México.– 16 de abril del 2026. En el marco de la movilización internacional “Soy papá, no criminal”, colectivos y activistas dieron a conocer un pliego petitorio en el que exigen visibilizar y atender problemáticas que, aseguran, han sido ignoradas dentro de los conflictos familiares en el país.

El pronunciamiento fue presentado por Alejandro Flores, integrante del Comité Organizador Internacional, quien señaló que detrás de esta exigencia hay miles de familias afectadas por separaciones forzadas, convivencias bloqueadas y decisiones institucionales que consideran desiguales.
La movilización es impulsada por organizaciones como el Colectivo Nacional de Mujeres por la Igualdad, Niños con Mapa y Exhijos A.C., entre otras.
De acuerdo con el posicionamiento, en México existen casos donde padres no logran presentar denuncias, acuerdos de convivencia que no se cumplen sin consecuencias legales y niñas y niños que quedan en medio de conflictos prolongados, lo que impacta su derecho a mantener vínculos con ambos progenitores.

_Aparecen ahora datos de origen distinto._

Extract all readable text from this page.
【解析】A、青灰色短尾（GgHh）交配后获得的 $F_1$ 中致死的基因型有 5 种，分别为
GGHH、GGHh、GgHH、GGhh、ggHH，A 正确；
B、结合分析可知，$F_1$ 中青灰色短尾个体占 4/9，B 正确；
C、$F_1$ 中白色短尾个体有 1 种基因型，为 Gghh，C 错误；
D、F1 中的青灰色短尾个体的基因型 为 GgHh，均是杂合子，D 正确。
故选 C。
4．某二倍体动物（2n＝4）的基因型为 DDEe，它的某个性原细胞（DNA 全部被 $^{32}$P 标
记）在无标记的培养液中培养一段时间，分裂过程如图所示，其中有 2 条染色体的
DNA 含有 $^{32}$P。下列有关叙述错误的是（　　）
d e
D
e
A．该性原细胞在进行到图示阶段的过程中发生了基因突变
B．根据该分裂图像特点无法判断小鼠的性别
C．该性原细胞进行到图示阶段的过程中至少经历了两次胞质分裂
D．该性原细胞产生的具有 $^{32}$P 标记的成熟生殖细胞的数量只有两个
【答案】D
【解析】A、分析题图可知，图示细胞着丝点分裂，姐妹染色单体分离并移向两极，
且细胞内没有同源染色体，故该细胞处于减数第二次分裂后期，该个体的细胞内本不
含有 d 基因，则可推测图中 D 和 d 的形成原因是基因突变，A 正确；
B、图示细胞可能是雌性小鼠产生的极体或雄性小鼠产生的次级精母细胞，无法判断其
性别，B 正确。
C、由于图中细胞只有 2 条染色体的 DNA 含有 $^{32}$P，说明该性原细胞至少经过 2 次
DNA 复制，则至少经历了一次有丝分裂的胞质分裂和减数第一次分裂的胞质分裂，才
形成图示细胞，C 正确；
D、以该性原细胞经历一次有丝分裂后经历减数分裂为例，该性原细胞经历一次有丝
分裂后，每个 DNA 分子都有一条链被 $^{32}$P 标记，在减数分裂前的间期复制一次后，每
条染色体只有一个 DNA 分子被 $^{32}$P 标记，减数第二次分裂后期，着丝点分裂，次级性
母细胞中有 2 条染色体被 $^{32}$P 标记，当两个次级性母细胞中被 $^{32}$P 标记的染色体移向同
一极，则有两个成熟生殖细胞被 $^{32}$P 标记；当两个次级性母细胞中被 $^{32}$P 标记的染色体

Los organizadores subrayan que no se trata de casos aislados, sino de una problemática estructural que, aseguran, ha sido minimizada tanto en el ámbito institucional como en el debate público.
Entre las principales demandas, destacan el reconocimiento legal de que también existen hombres que enfrentan violencia en el entorno familiar, así como su inclusión en estadísticas, encuestas y registros oficiales relacionados con violencia de pareja, convivencia familiar y procesos judiciales.
Advirtieron que la falta de datos oficiales impide diseñar políticas públicas adecuadas, lo que —señalan— termina por invisibilizar a un sector de la población en instancias como fiscalías, juzgados y dependencias de atención.
Asimismo, solicitaron la creación de un marco de protección incluyente que garantice una vida libre de violencia para todas las personas, sin distinción, y que permita atender de manera equitativa los conflictos familiares.
Finalmente, hicieron un llamado a autoridades, medios de comunicación y sociedad en general a reconocer esta problemática y abrir el diálogo para construir soluciones que prioricen el bienestar de niñas, niños y familias.